Many peace researchers have emphasised the fact that peace is not only absence of violence. Johan Galtung, the Norwegian sociologist who is considered to be the principal founder of the discipline of peace and conflict studies,  calls that situation “negative peace.” However, it is logical that it is the first step towards sustainable peace or positive peace characterised by mutual respect, shared equity, and empathy across cultural, religious, and social differences. 
It could be achieved, according to many peace researchers, only through continuous efforts for collaboration and dialogue backed by a firm political will on the part of the government. The leaders of different communities have to play a leading role in this. 
However, this is where  Sri Lankan leaders failed.
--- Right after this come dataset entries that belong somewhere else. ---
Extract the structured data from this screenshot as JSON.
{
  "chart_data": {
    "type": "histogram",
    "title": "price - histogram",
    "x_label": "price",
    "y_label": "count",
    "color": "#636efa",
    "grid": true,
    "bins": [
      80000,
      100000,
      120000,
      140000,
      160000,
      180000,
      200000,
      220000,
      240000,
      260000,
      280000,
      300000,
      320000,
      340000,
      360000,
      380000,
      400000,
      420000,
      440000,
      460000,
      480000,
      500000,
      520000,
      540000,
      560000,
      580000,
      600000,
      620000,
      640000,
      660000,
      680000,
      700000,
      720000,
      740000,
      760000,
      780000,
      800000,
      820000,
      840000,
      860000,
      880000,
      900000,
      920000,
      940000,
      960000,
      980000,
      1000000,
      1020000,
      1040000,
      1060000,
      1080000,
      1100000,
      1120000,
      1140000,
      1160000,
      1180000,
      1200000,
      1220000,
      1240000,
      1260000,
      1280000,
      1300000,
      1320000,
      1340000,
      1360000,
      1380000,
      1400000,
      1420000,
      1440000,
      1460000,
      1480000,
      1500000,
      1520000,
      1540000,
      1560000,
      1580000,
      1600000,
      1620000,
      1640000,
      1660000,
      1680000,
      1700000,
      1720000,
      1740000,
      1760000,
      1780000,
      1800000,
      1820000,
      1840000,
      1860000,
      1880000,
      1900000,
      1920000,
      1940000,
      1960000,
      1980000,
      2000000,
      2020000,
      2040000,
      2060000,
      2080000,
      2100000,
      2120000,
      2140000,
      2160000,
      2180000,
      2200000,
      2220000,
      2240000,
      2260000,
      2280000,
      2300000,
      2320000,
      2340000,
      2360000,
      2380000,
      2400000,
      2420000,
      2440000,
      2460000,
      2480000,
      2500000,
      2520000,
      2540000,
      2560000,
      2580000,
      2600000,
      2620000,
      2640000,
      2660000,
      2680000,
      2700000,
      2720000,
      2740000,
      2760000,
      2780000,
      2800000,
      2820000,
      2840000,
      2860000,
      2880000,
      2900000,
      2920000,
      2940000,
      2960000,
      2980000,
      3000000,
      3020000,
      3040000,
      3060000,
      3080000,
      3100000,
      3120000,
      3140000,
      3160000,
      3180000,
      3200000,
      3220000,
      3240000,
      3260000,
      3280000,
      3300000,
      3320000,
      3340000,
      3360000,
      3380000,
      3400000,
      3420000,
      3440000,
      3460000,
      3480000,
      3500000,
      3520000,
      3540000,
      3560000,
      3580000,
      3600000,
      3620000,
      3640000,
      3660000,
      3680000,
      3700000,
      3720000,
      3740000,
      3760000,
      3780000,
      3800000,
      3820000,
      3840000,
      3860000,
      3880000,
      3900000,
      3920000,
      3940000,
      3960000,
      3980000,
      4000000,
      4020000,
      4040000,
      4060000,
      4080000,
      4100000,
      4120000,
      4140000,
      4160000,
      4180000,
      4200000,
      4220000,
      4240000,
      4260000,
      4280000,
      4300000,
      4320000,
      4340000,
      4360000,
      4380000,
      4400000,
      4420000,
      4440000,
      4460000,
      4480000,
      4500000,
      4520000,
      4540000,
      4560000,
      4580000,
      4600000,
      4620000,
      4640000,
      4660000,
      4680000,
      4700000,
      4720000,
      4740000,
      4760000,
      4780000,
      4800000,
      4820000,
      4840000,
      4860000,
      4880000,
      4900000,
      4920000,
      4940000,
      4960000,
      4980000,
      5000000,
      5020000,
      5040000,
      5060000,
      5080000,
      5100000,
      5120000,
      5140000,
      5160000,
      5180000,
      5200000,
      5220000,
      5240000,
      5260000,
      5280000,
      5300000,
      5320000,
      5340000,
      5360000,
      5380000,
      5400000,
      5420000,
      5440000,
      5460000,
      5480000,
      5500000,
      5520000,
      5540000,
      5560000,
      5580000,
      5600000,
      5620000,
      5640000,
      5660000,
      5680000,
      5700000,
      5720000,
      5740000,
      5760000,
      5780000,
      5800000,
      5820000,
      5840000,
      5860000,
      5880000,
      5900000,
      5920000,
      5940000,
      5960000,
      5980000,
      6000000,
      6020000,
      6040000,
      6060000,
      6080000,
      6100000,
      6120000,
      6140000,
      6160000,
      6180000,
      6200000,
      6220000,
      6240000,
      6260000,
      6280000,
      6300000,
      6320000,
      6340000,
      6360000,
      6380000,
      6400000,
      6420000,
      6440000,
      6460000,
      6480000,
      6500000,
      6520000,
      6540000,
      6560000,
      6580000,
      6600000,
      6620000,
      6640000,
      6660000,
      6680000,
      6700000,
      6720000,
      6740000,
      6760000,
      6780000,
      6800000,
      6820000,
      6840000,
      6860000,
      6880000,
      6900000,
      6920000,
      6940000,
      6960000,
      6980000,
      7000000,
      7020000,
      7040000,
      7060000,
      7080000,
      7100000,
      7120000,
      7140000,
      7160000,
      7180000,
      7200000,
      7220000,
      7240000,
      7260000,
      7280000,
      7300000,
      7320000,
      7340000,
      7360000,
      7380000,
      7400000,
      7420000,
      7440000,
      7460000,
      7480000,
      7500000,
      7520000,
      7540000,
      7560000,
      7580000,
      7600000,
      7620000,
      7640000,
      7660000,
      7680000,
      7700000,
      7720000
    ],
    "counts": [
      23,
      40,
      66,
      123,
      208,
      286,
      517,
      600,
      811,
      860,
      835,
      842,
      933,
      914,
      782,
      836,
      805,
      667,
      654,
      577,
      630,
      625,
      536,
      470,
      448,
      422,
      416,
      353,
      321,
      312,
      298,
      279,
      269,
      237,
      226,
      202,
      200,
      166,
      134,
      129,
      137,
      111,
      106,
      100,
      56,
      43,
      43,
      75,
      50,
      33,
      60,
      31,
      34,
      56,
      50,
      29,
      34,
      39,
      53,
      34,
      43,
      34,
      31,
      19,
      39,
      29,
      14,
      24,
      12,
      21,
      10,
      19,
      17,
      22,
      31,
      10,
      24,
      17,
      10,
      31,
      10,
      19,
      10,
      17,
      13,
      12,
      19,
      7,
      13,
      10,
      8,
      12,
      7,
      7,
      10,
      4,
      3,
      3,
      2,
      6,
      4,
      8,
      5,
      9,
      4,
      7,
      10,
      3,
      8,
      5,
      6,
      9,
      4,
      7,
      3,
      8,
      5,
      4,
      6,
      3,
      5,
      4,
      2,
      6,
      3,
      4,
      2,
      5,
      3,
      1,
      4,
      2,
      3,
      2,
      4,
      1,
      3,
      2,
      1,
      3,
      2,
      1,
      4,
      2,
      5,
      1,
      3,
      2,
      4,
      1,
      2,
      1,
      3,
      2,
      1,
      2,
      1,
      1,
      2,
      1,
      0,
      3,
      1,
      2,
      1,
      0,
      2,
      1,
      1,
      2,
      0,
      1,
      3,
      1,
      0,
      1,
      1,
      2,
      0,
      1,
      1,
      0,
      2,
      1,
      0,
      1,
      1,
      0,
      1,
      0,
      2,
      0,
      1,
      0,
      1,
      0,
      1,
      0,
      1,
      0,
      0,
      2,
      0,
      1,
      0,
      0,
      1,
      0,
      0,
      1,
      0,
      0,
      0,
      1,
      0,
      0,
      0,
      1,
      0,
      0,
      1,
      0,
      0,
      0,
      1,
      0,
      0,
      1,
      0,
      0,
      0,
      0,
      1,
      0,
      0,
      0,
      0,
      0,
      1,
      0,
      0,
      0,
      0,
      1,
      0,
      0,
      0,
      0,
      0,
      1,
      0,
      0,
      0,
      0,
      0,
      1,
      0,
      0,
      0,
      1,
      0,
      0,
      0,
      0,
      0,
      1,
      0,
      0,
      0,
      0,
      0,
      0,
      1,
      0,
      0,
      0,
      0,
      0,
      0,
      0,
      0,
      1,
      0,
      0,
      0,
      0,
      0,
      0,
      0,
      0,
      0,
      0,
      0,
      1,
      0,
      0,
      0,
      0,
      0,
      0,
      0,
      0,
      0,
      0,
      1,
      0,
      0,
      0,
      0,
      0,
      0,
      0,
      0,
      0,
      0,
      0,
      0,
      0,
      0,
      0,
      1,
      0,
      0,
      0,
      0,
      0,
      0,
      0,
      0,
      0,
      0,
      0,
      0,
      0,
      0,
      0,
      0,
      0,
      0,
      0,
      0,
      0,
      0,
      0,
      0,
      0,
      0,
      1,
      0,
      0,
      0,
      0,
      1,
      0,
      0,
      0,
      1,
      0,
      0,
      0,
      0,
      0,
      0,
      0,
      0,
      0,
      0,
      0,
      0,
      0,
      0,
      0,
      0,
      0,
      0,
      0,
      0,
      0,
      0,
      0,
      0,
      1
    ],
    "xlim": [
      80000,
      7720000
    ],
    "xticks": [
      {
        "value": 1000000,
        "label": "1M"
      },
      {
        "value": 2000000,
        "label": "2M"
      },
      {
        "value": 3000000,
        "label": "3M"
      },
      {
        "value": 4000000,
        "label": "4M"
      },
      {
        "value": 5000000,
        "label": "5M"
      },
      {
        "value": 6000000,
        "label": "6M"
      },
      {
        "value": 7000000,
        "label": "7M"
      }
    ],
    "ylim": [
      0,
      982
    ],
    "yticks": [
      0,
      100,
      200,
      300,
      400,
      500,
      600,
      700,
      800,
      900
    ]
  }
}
They  politicised the whole process before the war, during the war and after the war for narrow political ends. Besides, commemorations of the war dead are conducted annually by both parties in a manner that hurts other communities  and historical trauma is rekindled. Although structural governance reforms are widely recognised as a primary remedy in search of peace, specific steps are constantly avoided due to the fear of backlash from one’s own ethnic camp.
Subsequent to the silencing of guns in 2009, not a single voluntary step was taken either by  successive governments or  Tamil leaders towards peace building. President Mahinda Rajapaksa appointed the Lessons Learnt and Reconciliation Commission (LLRC) in 2010, but only to counter the appointment of an experts’ panel commonly known as Darusman Committee by the then UN Secretary General Ban Ki-moon to advise him on Sri Lanka in light of Sri Lankan government’s failure to create an accountability process. 
Viewed with suspicion
Although the LLRC had made many important recommendations,  they were ignored despite resolutions by the UNHRC having repeatedly stressing the need to implement them. 
During the so-called Yahapalana government, institutions such as the National Unity and Reconciliation (ONUR), Consultation Task Force on Reconciliation Mechanisms (CTFRM), Office on Missing Persons (OMP) and Office for Reparations were established,  but again under duress by the United Nations Human Rights Council (UNHRC). However, they are viewed with suspicion by the radicals on either side.
The only structural change that is in place for the resolution of the ethnic issue for the past several decades is the provincial council system. But it was,  too imposed on the country by  Indian leaders. Besides, the councils received step-motherly treatment by successive governments, and  Tamil leaders also abused the system by weaponising it against the government.
When it comes to transitional justice after armed conflict, Tamils prefer retributive justice - punishing those who had violated their human rights - while the government seems to prefer restorative justice, meaning focusing on repairing the harm done to victims by way of financial compensation. The Tamil stance is based on the perception that only the state has violated human rights which has now been almost universally accepted. 
However, in 2015, the UNHRC compiled a special report based on a 2014 investigation by a panel of experts appointed by the then High Commissioner for Human Rights, Navanethem Pillay and it accused the LTTE of committing all  types of violations as the armed forces, with the exception of sexual violence. 
There is a vast gap between the political demands of  Tamil leaders and what the government is prepared to offer. Neither party is prepared to compromise for genuine ideological reasons or circumstantial pressure. Although there seems to be individual leaders on either side of the ethnic divide who are prepared to compromise for a lasting solution, they are reluctant to be branded as traitors. It is an impasse that might widen the gap.